Where does my mind go when it strays away from the tasks at hand? Well, I am constantly thinking of wild and crazy things to post on Lakeland Musings by Irwin. Seeing that I post weekly, and my posting date is usually Sundays, I should devote a specific amount of time each day from Monday through Friday, allowing Saturday as the day to correlate/edit the material so that I can post the final edited version first thing on Sunday morning. But alas, even though we are retired, our days tend to be filled with many odds and end type jobs and before we know it, we are staring at each other saying: “Where did the time go? Is it really time for dinner or is it really time to go to bed?” Who said retirees lead boring lives!
Yesterday a few things popped into my head that has me puzzled and knowing me, that puzzlement led me to think that – “Hey, this would be good stuff for my blog site”. So, allow me to share some of my wild and crazy thoughts that will make up the majority of this week’s blog posting.
At times I let my mind wander off and it takes me to strange places. For instance, just sitting and staring at the lake yesterday, I got to thinking – “if you absent-mindedly swallowed some food coloring, do you feel like you dyed a little inside?” Or, thinking about names of individuals and what funny things I could write about them, I got to thinking – If David would lose his ID, would he just be Dav?
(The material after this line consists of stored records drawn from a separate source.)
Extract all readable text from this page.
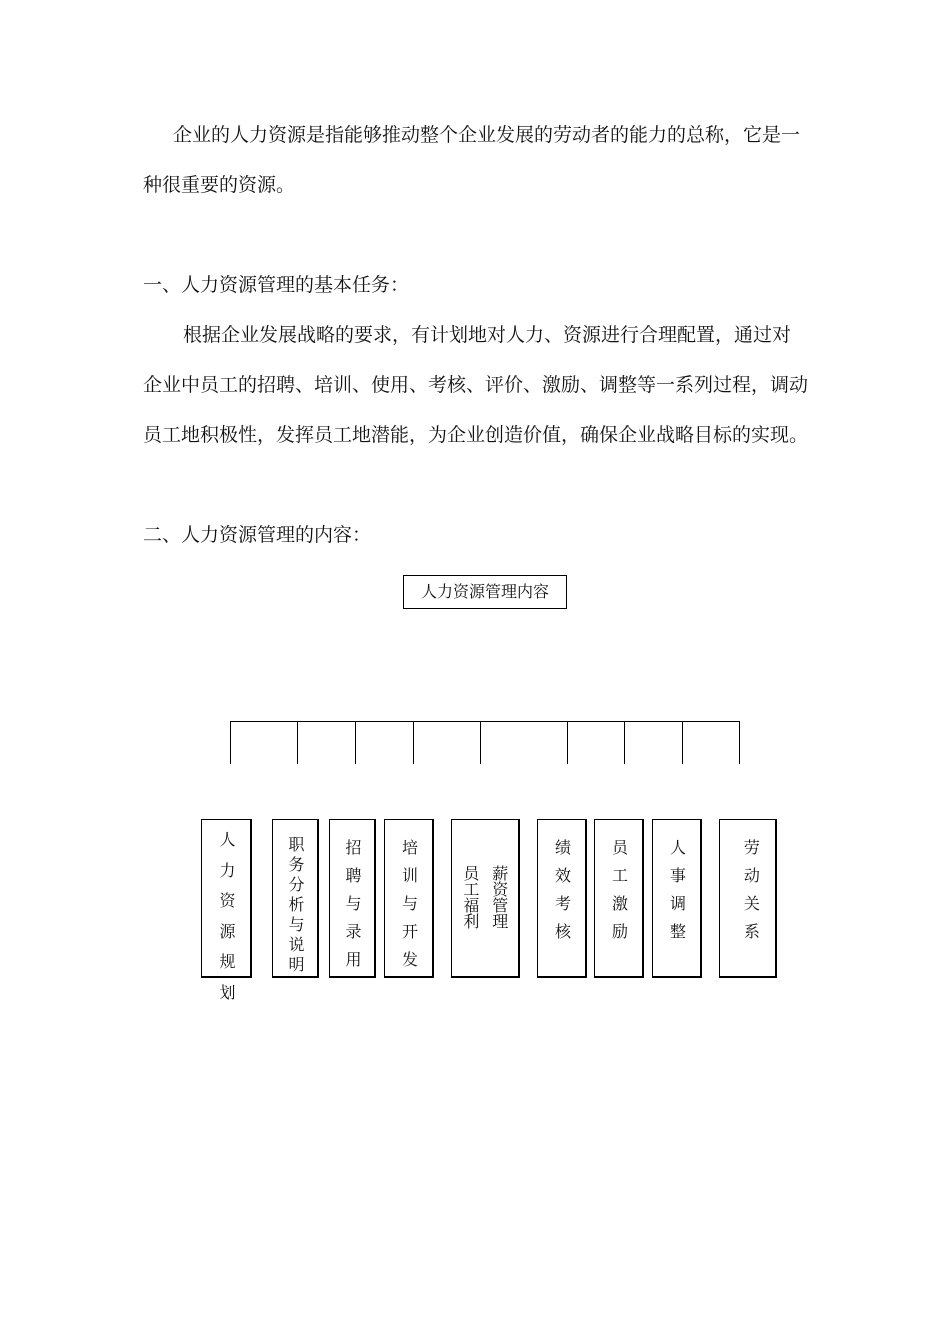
企业的人力资源是指能够推动整个企业发展的劳动者的能力的总称，它是一
种很重要的资源。
一、人力资源管理的基本任务：
根据企业发展战略的要求，有计划地对人力、资源进行合理配置，通过对
企业中员工的招聘、培训、使用、考核、评价、激励、调整等一系列过程，调动
员工地积极性，发挥员工地潜能，为企业创造价值，确保企业战略目标的实现。
二、人力资源管理的内容：
人力资源管理内容
人
力
资
源
规
划
职
务
分
析
与
说
明
招
聘
与
录
用
培
训
与
开
发
薪
资
管
理
员
工
福
利
绩
效
考
核
员
工
激
励
人
事
调
整
劳
动
关
系
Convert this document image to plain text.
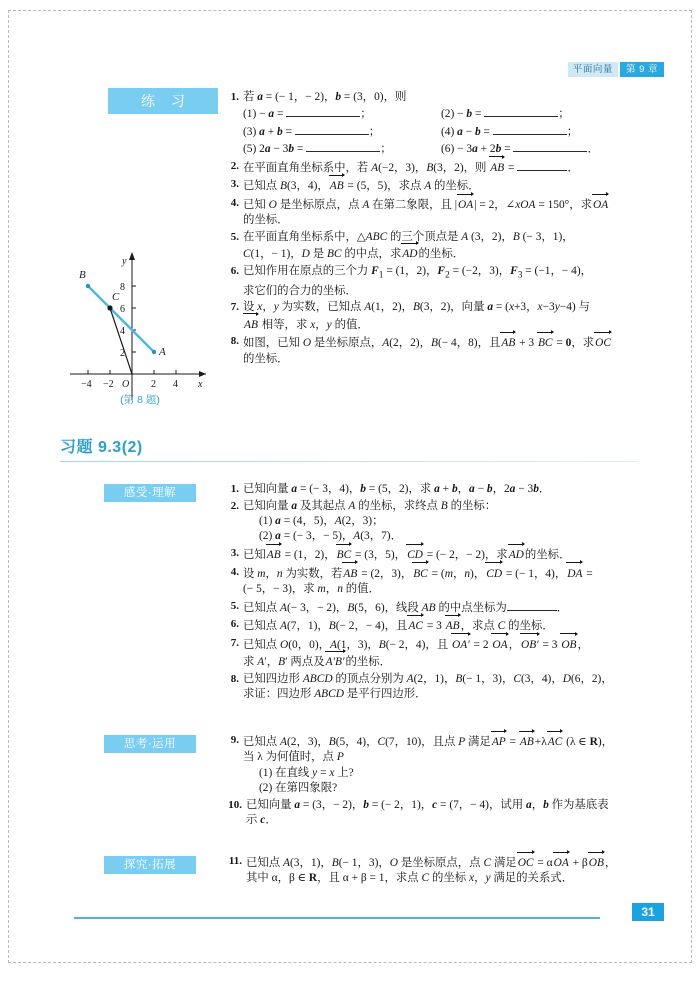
平面向量	第 9 章
练 习	1. 若 a = (− 1，− 2)，b = (3，0)，则
(1) − a =	；	(2) − b =	；
(3) a + b =	；	(4) a − b =	；
(5) 2a − 3b =	；	(6) − 3a + 2b =	．
2. 在平面直角坐标系中，若 A(−2，3)，B(3，2)，则 AB =	．
3. 已知点 B(3，4)，AB = (5，5)，求点 A 的坐标．
4. 已知 O 是坐标原点，点 A 在第二象限，且 |OA| = 2，∠xOA = 150°，求OA
的坐标．
5. 在平面直角坐标系中，△ABC 的三个顶点是 A (3，2)，B (− 3，1)，
C(1，− 1)，D 是 BC 的中点，求AD的坐标．
6. 已知作用在原点的三个力 $F_1 = (1$，2)，$F_2 = (-2$，3)，$F_3 = (-1$，− 4)，
求它们的合力的坐标．
7. 设 x，y 为实数，已知点 A(1，2)，B(3，2)，向量 a = (x+3，x−3y−4) 与
AB 相等，求 x，y 的值．
8. 如图，已知 O 是坐标原点，A(2，2)，B(− 4，8)，且AB + 3 BC = 0，求OC
的坐标．
B
C
A
−4 −2	2 4
O
2
4
6
8
y
x
(第 8 题)
习题 9.3(2)
感受·理解
思考·运用
探究·拓展
1. 已知向量 a = (− 3，4)，b = (5，2)，求 a + b，a − b，2a − 3b．
2. 已知向量 a 及其起点 A 的坐标，求终点 B 的坐标：
(1) a = (4，5)，A(2，3)；
(2) a = (− 3，− 5)，A(3，7)．
3. 已知AB = (1，2)，BC = (3，5)，CD = (− 2，− 2)，求AD的坐标．
4. 设 m，n 为实数，若AB = (2，3)，BC = (m，n)，CD = (− 1，4)，DA =
(− 5，− 3)，求 m，n 的值．
5. 已知点 A(− 3，− 2)，B(5，6)，线段 AB 的中点坐标为	．
6. 已知点 A(7，1)，B(− 2，− 4)，且AC = 3 AB，求点 C 的坐标．
7. 已知点 O(0，0)，A(1，3)，B(− 2，4)，且 OA′ = 2 OA，OB′ = 3 OB，
求 A′，B′ 两点及A′B′的坐标．
8. 已知四边形 ABCD 的顶点分别为 A(2，1)，B(− 1，3)，C(3，4)，D(6，2)，
求证：四边形 ABCD 是平行四边形．
9. 已知点 A(2，3)，B(5，4)，C(7，10)，且点 P 满足AP = AB+λAC (λ ∈ R)，
当 λ 为何值时，点 P
(1) 在直线 y = x 上?
(2) 在第四象限?
10. 已知向量 a = (3，− 2)，b = (− 2，1)，c = (7，− 4)，试用 a，b 作为基底表
示 c．
11. 已知点 A(3，1)，B(− 1，3)，O 是坐标原点，点 C 满足OC = αOA + βOB，
其中 α，β ∈ R，且 α + β = 1，求点 C 的坐标 x，y 满足的关系式．
31
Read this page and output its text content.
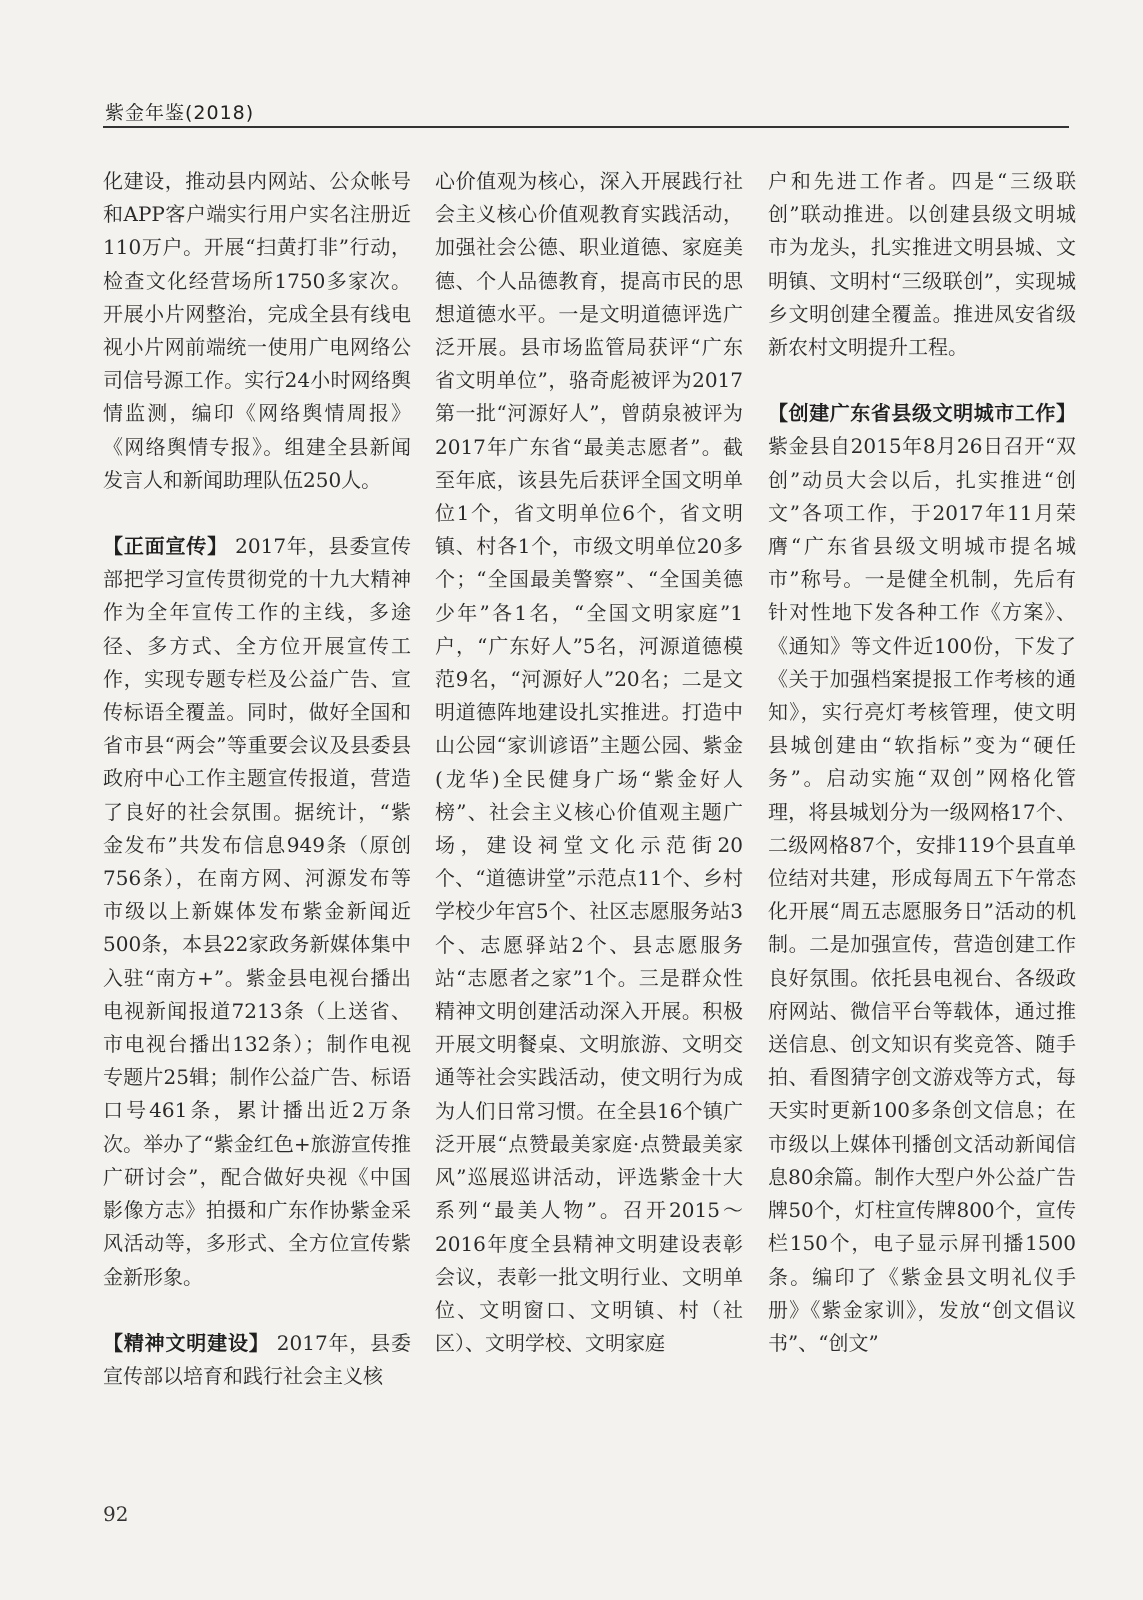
紫金年鉴(2018)

化建设，推动县内网站、公众帐号和APP客户端实行用户实名注册近110万户。开展“扫黄打非”行动，检查文化经营场所1750多家次。开展小片网整治，完成全县有线电视小片网前端统一使用广电网络公司信号源工作。实行24小时网络舆情监测，编印《网络舆情周报》《网络舆情专报》。组建全县新闻发言人和新闻助理队伍250人。

【正面宣传】 2017年，县委宣传部把学习宣传贯彻党的十九大精神作为全年宣传工作的主线，多途径、多方式、全方位开展宣传工作，实现专题专栏及公益广告、宣传标语全覆盖。同时，做好全国和省市县“两会”等重要会议及县委县政府中心工作主题宣传报道，营造了良好的社会氛围。据统计，“紫金发布”共发布信息949条（原创756条），在南方网、河源发布等市级以上新媒体发布紫金新闻近500条，本县22家政务新媒体集中入驻“南方+”。紫金县电视台播出电视新闻报道7213条（上送省、市电视台播出132条）；制作电视专题片25辑；制作公益广告、标语口号461条，累计播出近2万条次。举办了“紫金红色+旅游宣传推广研讨会”，配合做好央视《中国影像方志》拍摄和广东作协紫金采风活动等，多形式、全方位宣传紫金新形象。

【精神文明建设】 2017年，县委宣传部以培育和践行社会主义核

心价值观为核心，深入开展践行社会主义核心价值观教育实践活动，加强社会公德、职业道德、家庭美德、个人品德教育，提高市民的思想道德水平。一是文明道德评选广泛开展。县市场监管局获评“广东省文明单位”，骆奇彪被评为2017第一批“河源好人”，曾荫泉被评为2017年广东省“最美志愿者”。截至年底，该县先后获评全国文明单位1个，省文明单位6个，省文明镇、村各1个，市级文明单位20多个；“全国最美警察”、“全国美德少年”各1名，“全国文明家庭”1户，“广东好人”5名，河源道德模范9名，“河源好人”20名；二是文明道德阵地建设扎实推进。打造中山公园“家训谚语”主题公园、紫金(龙华)全民健身广场“紫金好人榜”、社会主义核心价值观主题广场，建设祠堂文化示范街20个、“道德讲堂”示范点11个、乡村学校少年宫5个、社区志愿服务站3个、志愿驿站2个、县志愿服务站“志愿者之家”1个。三是群众性精神文明创建活动深入开展。积极开展文明餐桌、文明旅游、文明交通等社会实践活动，使文明行为成为人们日常习惯。在全县16个镇广泛开展“点赞最美家庭·点赞最美家风”巡展巡讲活动，评选紫金十大系列“最美人物”。召开2015～2016年度全县精神文明建设表彰会议，表彰一批文明行业、文明单位、文明窗口、文明镇、村（社区）、文明学校、文明家庭

户和先进工作者。四是“三级联创”联动推进。以创建县级文明城市为龙头，扎实推进文明县城、文明镇、文明村“三级联创”，实现城乡文明创建全覆盖。推进凤安省级新农村文明提升工程。

【创建广东省县级文明城市工作】 紫金县自2015年8月26日召开“双创”动员大会以后，扎实推进“创文”各项工作，于2017年11月荣膺“广东省县级文明城市提名城市”称号。一是健全机制，先后有针对性地下发各种工作《方案》、《通知》等文件近100份，下发了《关于加强档案提报工作考核的通知》，实行亮灯考核管理，使文明县城创建由“软指标”变为“硬任务”。启动实施“双创”网格化管理，将县城划分为一级网格17个、二级网格87个，安排119个县直单位结对共建，形成每周五下午常态化开展“周五志愿服务日”活动的机制。二是加强宣传，营造创建工作良好氛围。依托县电视台、各级政府网站、微信平台等载体，通过推送信息、创文知识有奖竞答、随手拍、看图猜字创文游戏等方式，每天实时更新100多条创文信息；在市级以上媒体刊播创文活动新闻信息80余篇。制作大型户外公益广告牌50个，灯柱宣传牌800个，宣传栏150个，电子显示屏刊播1500条。编印了《紫金县文明礼仪手册》《紫金家训》，发放“创文倡议书”、“创文”

92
And then my mind wandered to the subject of a chapter in my recent book which was a pencil. By now you are thinking what wild and crazy thing one could possibly write about a pencil – well, here’s the thing – “writing with a dull pencil is pointless.” I know, I need to get better material.
Another of my tasks around the house is to see that when one can of soda or protein shake is removed from the refrigerator, a warm one takes it place so that we always have cold soda and/or protein shake available to us. Well, to show that there is always something around the house that could prove to be fodder for my posts, as I was making the switch between warm and cold sodas yesterday, the following thought rushed through my head. The drink I was switching out was A&W Root Beer. As I was placing a warm can of A&W Root Beer into the spot that held the ice cold can I was having with my lunch, I got to thinking – “If you put root beer in a square glass – is it just beer then?” See what I mean, I cannot help myself and it seems to happen just before it is time to post.
Oh, let me back up here a minute. How far you ask? Well, all the way to when I stepped out of the shower and started to towel off. As I stepped out of the shower, yet another wild and crazy thought crossed my mind. It dawned on me that I had just discovered what the leading cause of dry skin was. Towels!
Seeing that today is Sunday, here is yet another wild and crazy thought: “The goal of Sunday is to leave my home as little as possible.” While I could probably come up with a few more wild and crazy words of wisdom, I must leave some things for next week’s blog otherwise I won’t have anything to write about.
Having said that, I have but one more wild and crazy thought and that is:
To the guy who invented Zero: Thanks for nothing.
Stay safe, stay well, and most of all – stay happy!